A tunable delivery platform for in vivo investigation of therapeutics
Grattoni, Alessandro   
Methodist Hospital Research Institute, Houston, TX, United States

In vivo evaluation of novel therapeutic agents in small animal models is essential prior to clinical trials. A significant portion of experimental therapeutics fails during this phase due to inappropriate or suboptimal administration regimens, dosing, or duration of treatment, among others. Determining the most-effective and least-toxic administration strategy is costly and time-consuming by conventional means of drug delivery i.e. injections and oral gavage. Other delivery technologies for in vivo testing, such as osmotic pumps and polymeric implants, cannot be tuned or turned on and off, and in case of polymeric formulations, can be associated with release bursts and troughs that can further complicate in vivo evaluation of agents.

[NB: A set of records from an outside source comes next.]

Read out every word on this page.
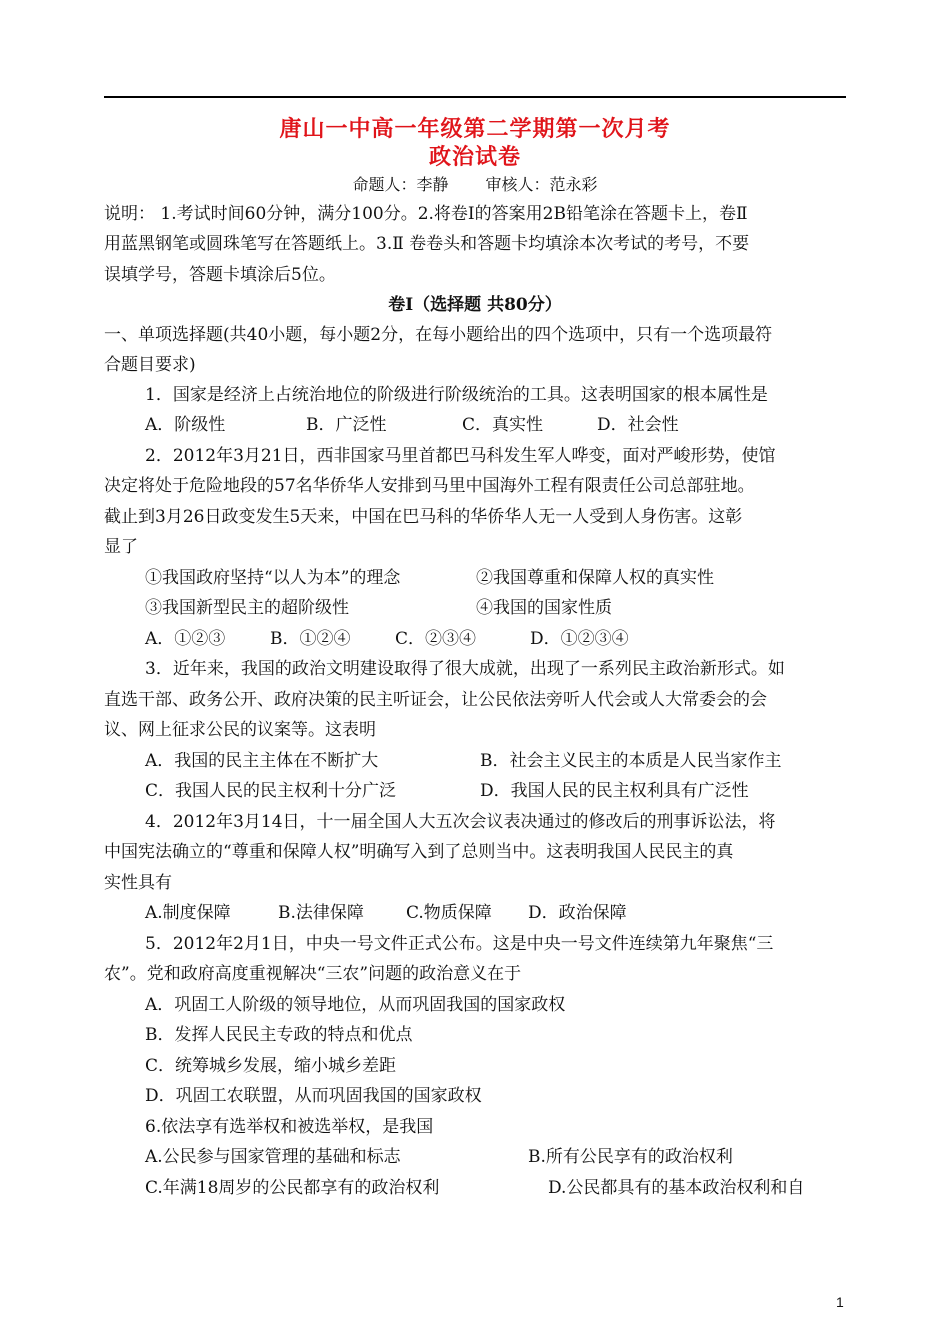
唐山一中高一年级第二学期第一次月考
政治试卷
命题人：李静 审核人：范永彩
说明： 1.考试时间60分钟，满分100分。2.将卷Ⅰ的答案用2B铅笔涂在答题卡上，卷Ⅱ
用蓝黑钢笔或圆珠笔写在答题纸上。3.Ⅱ 卷卷头和答题卡均填涂本次考试的考号，不要
误填学号，答题卡填涂后5位。
卷Ⅰ（选择题 共80分）
一、单项选择题(共40小题，每小题2分，在每小题给出的四个选项中，只有一个选项最符
合题目要求)
1．国家是经济上占统治地位的阶级进行阶级统治的工具。这表明国家的根本属性是
A．阶级性	B．广泛性	C．真实性	D．社会性
2．2012年3月21日，西非国家马里首都巴马科发生军人哗变，面对严峻形势，使馆
决定将处于危险地段的57名华侨华人安排到马里中国海外工程有限责任公司总部驻地。
截止到3月26日政变发生5天来，中国在巴马科的华侨华人无一人受到人身伤害。这彰
显了
①我国政府坚持“以人为本”的理念	②我国尊重和保障人权的真实性
③我国新型民主的超阶级性	④我国的国家性质
A．①②③	B．①②④	C．②③④	D．①②③④
3．近年来，我国的政治文明建设取得了很大成就，出现了一系列民主政治新形式。如
直选干部、政务公开、政府决策的民主听证会，让公民依法旁听人代会或人大常委会的会
议、网上征求公民的议案等。这表明
A．我国的民主主体在不断扩大	B．社会主义民主的本质是人民当家作主
C．我国人民的民主权利十分广泛	D．我国人民的民主权利具有广泛性
4．2012年3月14日，十一届全国人大五次会议表决通过的修改后的刑事诉讼法，将
中国宪法确立的“尊重和保障人权”明确写入到了总则当中。这表明我国人民民主的真
实性具有
A.制度保障	B.法律保障 C.物质保障 D．政治保障
5．2012年2月1日，中央一号文件正式公布。这是中央一号文件连续第九年聚焦“三
农”。党和政府高度重视解决“三农”问题的政治意义在于
A．巩固工人阶级的领导地位，从而巩固我国的国家政权
B．发挥人民民主专政的特点和优点
C．统筹城乡发展，缩小城乡差距
D．巩固工农联盟，从而巩固我国的国家政权
6.依法享有选举权和被选举权，是我国
A.公民参与国家管理的基础和标志	B.所有公民享有的政治权利
C.年满18周岁的公民都享有的政治权利	D.公民都具有的基本政治权利和自
1
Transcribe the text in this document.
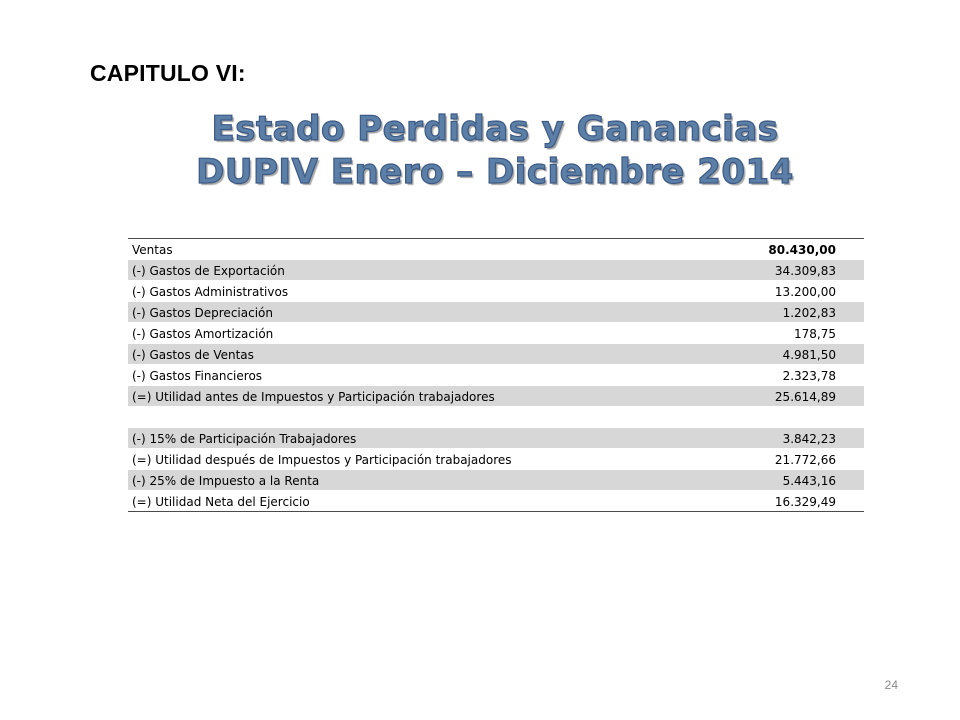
CAPITULO VI:
Estado Perdidas y Ganancias
DUPIV Enero – Diciembre 2014
Ventas	80.430,00
(-) Gastos de Exportación	34.309,83
(-) Gastos Administrativos	13.200,00
(-) Gastos Depreciación	1.202,83
(-) Gastos Amortización	178,75
(-) Gastos de Ventas	4.981,50
(-) Gastos Financieros	2.323,78
(=) Utilidad antes de Impuestos y Participación trabajadores	25.614,89
(-) 15% de Participación Trabajadores	3.842,23
(=) Utilidad después de Impuestos y Participación trabajadores	21.772,66
(-) 25% de Impuesto a la Renta	5.443,16
(=) Utilidad Neta del Ejercicio	16.329,49
24
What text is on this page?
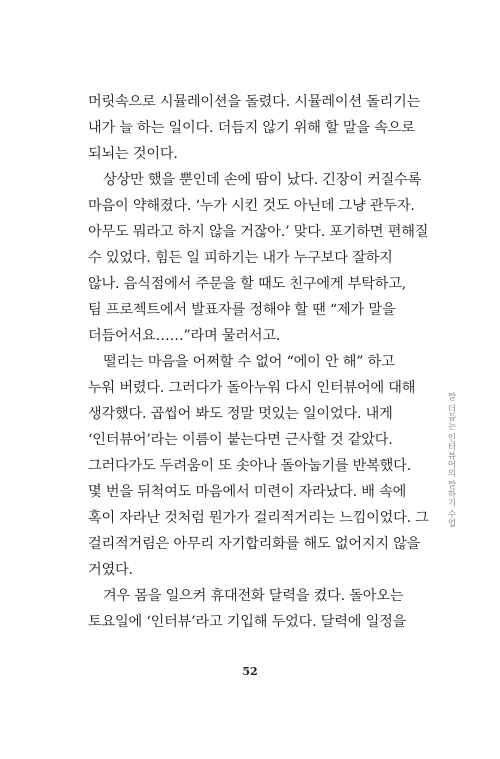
머릿속으로 시뮬레이션을 돌렸다. 시뮬레이션 돌리기는
내가 늘 하는 일이다. 더듬지 않기 위해 할 말을 속으로
되뇌는 것이다.
상상만 했을 뿐인데 손에 땀이 났다. 긴장이 커질수록
마음이 약해졌다. ‘누가 시킨 것도 아닌데 그냥 관두자.
아무도 뭐라고 하지 않을 거잖아.’ 맞다. 포기하면 편해질
수 있었다. 힘든 일 피하기는 내가 누구보다 잘하지
않나. 음식점에서 주문을 할 때도 친구에게 부탁하고,
팀 프로젝트에서 발표자를 정해야 할 땐 “제가 말을
더듬어서요……”라며 물러서고.
떨리는 마음을 어쩌할 수 없어 “에이 안 해” 하고
누워 버렸다. 그러다가 돌아누워 다시 인터뷰어에 대해
생각했다. 곱씹어 봐도 정말 멋있는 일이었다. 내게
‘인터뷰어’라는 이름이 붙는다면 근사할 것 같았다.
그러다가도 두려움이 또 솟아나 돌아눕기를 반복했다.
몇 번을 뒤척여도 마음에서 미련이 자라났다. 배 속에
혹이 자라난 것처럼 뭔가가 걸리적거리는 느낌이었다. 그
걸리적거림은 아무리 자기합리화를 해도 없어지지 않을
거였다.
겨우 몸을 일으켜 휴대전화 달력을 켰다. 돌아오는
토요일에 ‘인터뷰’라고 기입해 두었다. 달력에 일정을
말 더듬는 인터뷰어의 말하기 수업
52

Other technologies, such as Micro-chips, possess large volumes making them unsuitable for small animal studies. Our research group has focused on the development of implantable, nanochannel-based devices for controlled and long-term drug delivery: nanochannel Delivery Systems or nDS. nDS is based on a silicon membrane with a defined number of densely packed nanochannels with strict tolerances on channel size and geometry. In this application, we propose to develop a versatile and remotely controlled drug delivery instrument for in vivo laboratory analysis by leveraging physical and electrostatic gating of molecules through nanochannel under an applied low-power electrical field. To develop this device, we propose the following experimental aims:
Aim 1) To design and assemble a remotely controlled nanochannel delivery implant by coating the nanochannel membranes with platinum electrodes. Their electrochemical degradation of the electrodes will be investigated in vitro. We will develop and test the electronic circuit and radio frequency (RF) -communications. We will assemble the implant, including battery, electronics, drug reservoir, and membranes.
Aim 2) To characterize the implant and to investigate the tunable and remotely controlled release of three different drugs in vitro. Prior to testing RF-controlled drug release in vitro, the assembled implat will be examined by characterizing the communication with the remote controller and the system robustness.
Aim 3) To study the RF-controlled implant in vivo by investigating the pharmacokinetics of a single model drug in healthy Sprague-Dawley rats as a proof-of-concept that the implant will work as designed. RF-controlled implants will be assembled, loaded, and subcutaneously implanted in the rat dorsum. The release will be remotely controlled over 8 weeks and we will analyze blood samples for the drug concentration measured by LC-MS. Tissues surrounding the implant will be harvested and fibrosis and inflammation will be assessed by histopathology. If successful, our proposal will provide a novel, automatic, versatile, and potentially universal, nanochannel-based instrument for the in vivo analysis of a broad spectrum of experimental drugs and dosing regimens. This device can significantly impact the time, cost, and success of in vivo testing of therapeutic agents.

Public Health Relevance

Laboratory evaluation of therapeutic agents is essential for drug development, yet it can be fraught with challenges such as determining appropriate dose, dosing regiments, and length of treatment. To address these challenges, we propose to develop a novel and versatile implantable delivery device that can control the drug release remotely. This device can significantly impact the preclinical evaluation of therapeutic agents and regimens.